The pharmacist replied that crazy things are going on in California. They will kill the economy. He went on to say that he admires Elon Musk as a decision maker, but no one can afford to pay $65,000 for an electric car. I was almost speechless. All I said was, I recommend that you check out the books Professor Jacobson wrote (see, x.com/mzjacobson). Later I thought that I should have replied with the story of a young Uber driver working in Florida. He could afford a second hand Tesla. This cost him less than $35K to buy and nothing to run, because of course there was no cost for gasoline at all. The Uber driver reported he was doing very well on tips. Vacationers are glad not to breathe gasoline fumes. By the way the 2025 Nissan Leaf price starts at $28,140 (nissanusa.com).
I have to look back at Mark Jacobson’s old notes on X to report that for the year April 2023 through March 2024 South Dakota produced 99.5% of the electricity it consumed with #WindWaterSolar. 12 states in the US produced > 54% of the electricity they consumed with #WWS. Seven of those states were among the 10 with the lowest cost for electricity. Maine now has 22.&% of its energy from wind, 28.1% from hydro, and utility and rooftop PV (solar) make up a total of 62.5% of electricity from clean energy sources. This is good for the economies that are not bound by fossil fuels. Why should those states buy gas from PA or Ohio? Meanwhile our taxes are subsidizing the fossil fuel industry.

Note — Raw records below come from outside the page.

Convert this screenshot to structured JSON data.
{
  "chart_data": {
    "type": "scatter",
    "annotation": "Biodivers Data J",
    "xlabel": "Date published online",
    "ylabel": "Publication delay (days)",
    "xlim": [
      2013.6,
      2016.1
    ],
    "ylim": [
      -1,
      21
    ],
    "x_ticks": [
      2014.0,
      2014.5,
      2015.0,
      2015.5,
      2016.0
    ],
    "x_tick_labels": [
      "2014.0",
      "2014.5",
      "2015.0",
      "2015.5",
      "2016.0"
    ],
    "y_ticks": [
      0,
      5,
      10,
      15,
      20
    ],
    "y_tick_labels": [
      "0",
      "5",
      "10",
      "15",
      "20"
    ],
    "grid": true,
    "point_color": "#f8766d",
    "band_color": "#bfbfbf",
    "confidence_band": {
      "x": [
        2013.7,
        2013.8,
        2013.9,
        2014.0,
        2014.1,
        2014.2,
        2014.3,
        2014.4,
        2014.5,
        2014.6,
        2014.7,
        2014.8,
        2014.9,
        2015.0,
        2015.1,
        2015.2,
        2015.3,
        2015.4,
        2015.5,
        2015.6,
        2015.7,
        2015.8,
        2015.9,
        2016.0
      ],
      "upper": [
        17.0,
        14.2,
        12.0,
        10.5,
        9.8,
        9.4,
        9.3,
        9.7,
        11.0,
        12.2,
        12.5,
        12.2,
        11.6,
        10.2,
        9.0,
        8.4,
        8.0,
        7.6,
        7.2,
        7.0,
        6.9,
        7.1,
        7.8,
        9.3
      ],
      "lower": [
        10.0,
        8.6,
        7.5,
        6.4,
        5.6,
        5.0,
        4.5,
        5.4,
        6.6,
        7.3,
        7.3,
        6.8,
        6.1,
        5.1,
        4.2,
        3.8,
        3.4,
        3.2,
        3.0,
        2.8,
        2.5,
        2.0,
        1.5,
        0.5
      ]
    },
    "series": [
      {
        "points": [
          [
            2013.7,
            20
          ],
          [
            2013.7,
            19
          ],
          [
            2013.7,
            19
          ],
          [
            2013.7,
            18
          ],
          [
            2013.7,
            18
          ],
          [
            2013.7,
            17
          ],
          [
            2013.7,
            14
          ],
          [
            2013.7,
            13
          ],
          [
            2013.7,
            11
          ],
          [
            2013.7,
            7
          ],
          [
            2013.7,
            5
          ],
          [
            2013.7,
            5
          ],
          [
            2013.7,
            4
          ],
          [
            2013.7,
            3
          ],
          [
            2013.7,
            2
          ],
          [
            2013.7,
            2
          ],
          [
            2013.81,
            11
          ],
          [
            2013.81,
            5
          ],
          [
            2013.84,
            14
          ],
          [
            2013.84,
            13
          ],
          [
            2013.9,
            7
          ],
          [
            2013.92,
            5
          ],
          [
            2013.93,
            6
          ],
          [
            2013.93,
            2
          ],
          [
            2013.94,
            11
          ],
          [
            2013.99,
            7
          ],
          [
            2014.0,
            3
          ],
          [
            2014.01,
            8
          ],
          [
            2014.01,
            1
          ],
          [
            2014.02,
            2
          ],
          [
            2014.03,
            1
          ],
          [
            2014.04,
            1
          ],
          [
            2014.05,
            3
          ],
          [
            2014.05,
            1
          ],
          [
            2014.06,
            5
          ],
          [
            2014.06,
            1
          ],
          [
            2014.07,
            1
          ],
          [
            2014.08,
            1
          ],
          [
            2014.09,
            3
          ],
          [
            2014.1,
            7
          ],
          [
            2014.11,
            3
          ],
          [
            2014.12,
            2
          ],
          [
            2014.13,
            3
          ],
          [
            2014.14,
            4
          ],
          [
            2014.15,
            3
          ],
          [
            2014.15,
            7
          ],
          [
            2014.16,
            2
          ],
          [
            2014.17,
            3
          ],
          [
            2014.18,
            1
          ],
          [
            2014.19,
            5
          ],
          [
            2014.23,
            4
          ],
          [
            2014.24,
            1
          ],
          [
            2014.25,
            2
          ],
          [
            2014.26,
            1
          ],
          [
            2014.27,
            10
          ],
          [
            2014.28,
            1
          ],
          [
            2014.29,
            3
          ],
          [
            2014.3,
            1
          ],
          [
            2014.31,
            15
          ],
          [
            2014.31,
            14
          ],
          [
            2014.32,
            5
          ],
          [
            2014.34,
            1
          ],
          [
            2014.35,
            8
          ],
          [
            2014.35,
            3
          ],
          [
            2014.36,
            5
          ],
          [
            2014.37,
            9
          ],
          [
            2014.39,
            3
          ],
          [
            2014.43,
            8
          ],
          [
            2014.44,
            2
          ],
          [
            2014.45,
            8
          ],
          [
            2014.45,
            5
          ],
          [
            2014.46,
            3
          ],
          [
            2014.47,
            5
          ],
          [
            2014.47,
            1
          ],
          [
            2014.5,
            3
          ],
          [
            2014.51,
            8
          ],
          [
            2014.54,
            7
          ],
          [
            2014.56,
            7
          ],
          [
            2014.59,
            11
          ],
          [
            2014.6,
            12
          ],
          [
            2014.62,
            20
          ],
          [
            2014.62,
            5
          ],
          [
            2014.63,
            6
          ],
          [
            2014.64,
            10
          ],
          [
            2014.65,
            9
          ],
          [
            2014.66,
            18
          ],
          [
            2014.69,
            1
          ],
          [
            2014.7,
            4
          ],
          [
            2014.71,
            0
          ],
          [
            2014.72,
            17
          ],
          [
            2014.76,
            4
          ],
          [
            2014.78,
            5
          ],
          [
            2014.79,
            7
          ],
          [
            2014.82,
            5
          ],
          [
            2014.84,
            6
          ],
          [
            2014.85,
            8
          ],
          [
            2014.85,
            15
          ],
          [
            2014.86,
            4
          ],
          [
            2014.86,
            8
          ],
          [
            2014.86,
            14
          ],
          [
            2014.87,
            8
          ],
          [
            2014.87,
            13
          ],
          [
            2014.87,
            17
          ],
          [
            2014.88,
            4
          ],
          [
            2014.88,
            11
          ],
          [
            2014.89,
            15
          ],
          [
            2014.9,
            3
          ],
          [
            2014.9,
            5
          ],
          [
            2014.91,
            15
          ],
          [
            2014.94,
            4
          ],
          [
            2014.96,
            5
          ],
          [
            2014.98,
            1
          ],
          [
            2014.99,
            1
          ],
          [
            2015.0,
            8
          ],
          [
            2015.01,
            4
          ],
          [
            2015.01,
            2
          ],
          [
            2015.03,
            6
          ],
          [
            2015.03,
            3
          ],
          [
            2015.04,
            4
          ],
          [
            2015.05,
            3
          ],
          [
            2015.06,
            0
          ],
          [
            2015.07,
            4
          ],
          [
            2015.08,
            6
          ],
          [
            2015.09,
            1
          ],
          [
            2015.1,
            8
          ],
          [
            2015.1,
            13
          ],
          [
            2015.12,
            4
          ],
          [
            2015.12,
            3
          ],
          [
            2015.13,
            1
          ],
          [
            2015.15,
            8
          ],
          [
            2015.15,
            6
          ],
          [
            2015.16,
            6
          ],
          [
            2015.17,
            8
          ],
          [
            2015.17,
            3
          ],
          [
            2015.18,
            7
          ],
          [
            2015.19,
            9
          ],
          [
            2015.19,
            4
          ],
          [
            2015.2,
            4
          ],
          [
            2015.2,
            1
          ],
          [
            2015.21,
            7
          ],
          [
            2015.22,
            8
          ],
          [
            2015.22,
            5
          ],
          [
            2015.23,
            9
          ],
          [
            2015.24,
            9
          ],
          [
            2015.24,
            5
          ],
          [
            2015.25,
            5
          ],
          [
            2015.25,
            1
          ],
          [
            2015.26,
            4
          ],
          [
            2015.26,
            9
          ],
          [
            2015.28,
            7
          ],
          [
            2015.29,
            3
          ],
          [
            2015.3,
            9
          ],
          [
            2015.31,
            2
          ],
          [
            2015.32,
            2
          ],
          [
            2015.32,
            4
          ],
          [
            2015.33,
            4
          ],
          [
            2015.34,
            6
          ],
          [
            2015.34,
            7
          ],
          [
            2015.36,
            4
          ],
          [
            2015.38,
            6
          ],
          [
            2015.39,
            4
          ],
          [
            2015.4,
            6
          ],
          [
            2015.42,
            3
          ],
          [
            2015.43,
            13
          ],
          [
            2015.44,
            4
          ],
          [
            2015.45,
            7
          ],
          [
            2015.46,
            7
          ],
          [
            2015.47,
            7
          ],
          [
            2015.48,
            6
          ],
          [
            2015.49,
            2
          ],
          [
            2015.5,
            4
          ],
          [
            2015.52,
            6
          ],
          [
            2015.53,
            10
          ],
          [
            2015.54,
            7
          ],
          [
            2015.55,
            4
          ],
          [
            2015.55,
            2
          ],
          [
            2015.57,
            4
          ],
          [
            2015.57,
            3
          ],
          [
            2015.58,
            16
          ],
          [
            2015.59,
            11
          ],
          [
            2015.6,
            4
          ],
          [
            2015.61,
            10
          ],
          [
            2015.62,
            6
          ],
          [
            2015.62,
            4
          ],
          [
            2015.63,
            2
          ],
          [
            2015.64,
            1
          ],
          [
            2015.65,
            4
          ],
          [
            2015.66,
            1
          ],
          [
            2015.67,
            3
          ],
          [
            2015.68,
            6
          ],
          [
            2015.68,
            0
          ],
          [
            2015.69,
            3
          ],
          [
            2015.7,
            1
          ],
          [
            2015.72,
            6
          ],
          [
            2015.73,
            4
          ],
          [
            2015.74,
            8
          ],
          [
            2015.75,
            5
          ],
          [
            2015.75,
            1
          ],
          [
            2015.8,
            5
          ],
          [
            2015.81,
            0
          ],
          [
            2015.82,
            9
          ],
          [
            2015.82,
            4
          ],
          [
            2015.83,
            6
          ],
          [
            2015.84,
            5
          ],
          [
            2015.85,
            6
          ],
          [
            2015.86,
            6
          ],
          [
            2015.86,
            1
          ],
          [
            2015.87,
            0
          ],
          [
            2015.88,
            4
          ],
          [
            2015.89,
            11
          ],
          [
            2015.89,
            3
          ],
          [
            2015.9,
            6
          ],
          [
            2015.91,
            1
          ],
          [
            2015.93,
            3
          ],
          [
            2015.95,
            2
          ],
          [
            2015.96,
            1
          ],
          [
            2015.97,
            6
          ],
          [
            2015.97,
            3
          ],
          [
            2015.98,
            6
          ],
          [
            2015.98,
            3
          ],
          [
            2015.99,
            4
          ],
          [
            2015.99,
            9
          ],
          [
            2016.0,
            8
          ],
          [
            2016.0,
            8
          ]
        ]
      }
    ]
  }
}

Perhaps you joined this letter opposing tax dollars for oil and gas extraction: https://forms.gle/56fwPwmLAJeu6Zcu8
Original signatories: Center for Biological Diversity, Earthworks, Food & Water Watch, Friends of the Earth, Greenpeace USA, Institute for Policy Studies Climate Policy Program, Oil Change International, Our Revolution, Oxfam America, Science and Environmental Health Network, Sierra Club
There is no reason to believe that geologic carbon dioxide sequestration will ever be a meaningful tool of climate mitigation. To the contrary, using carbon dioxide to enhance extraction methods is climate fraud. It serve to squeeze out the veritable last drop of oil and gas from the earth, while perpetuating harms to communities and releasing additional greenhouse gasses into our atmosphere.
I am too old and slow to debate, but I know what is correct because I keep reading many sources. These all say that we have no time to waste on false solutions. This includes tax breaks for more fossil fuel projects.
Listening to webinars about environmental harms of the extraction of fossil fuels and everything downstream to LNG & beyond, I agree that the costs of these industries to our lives, to the lives of our unborn children and to our climate are devastating. Land & water are heavily polluted in the Arctic and the Gulf South and in so many places in between. Even though I don’t speak quickly I will keep working for our future.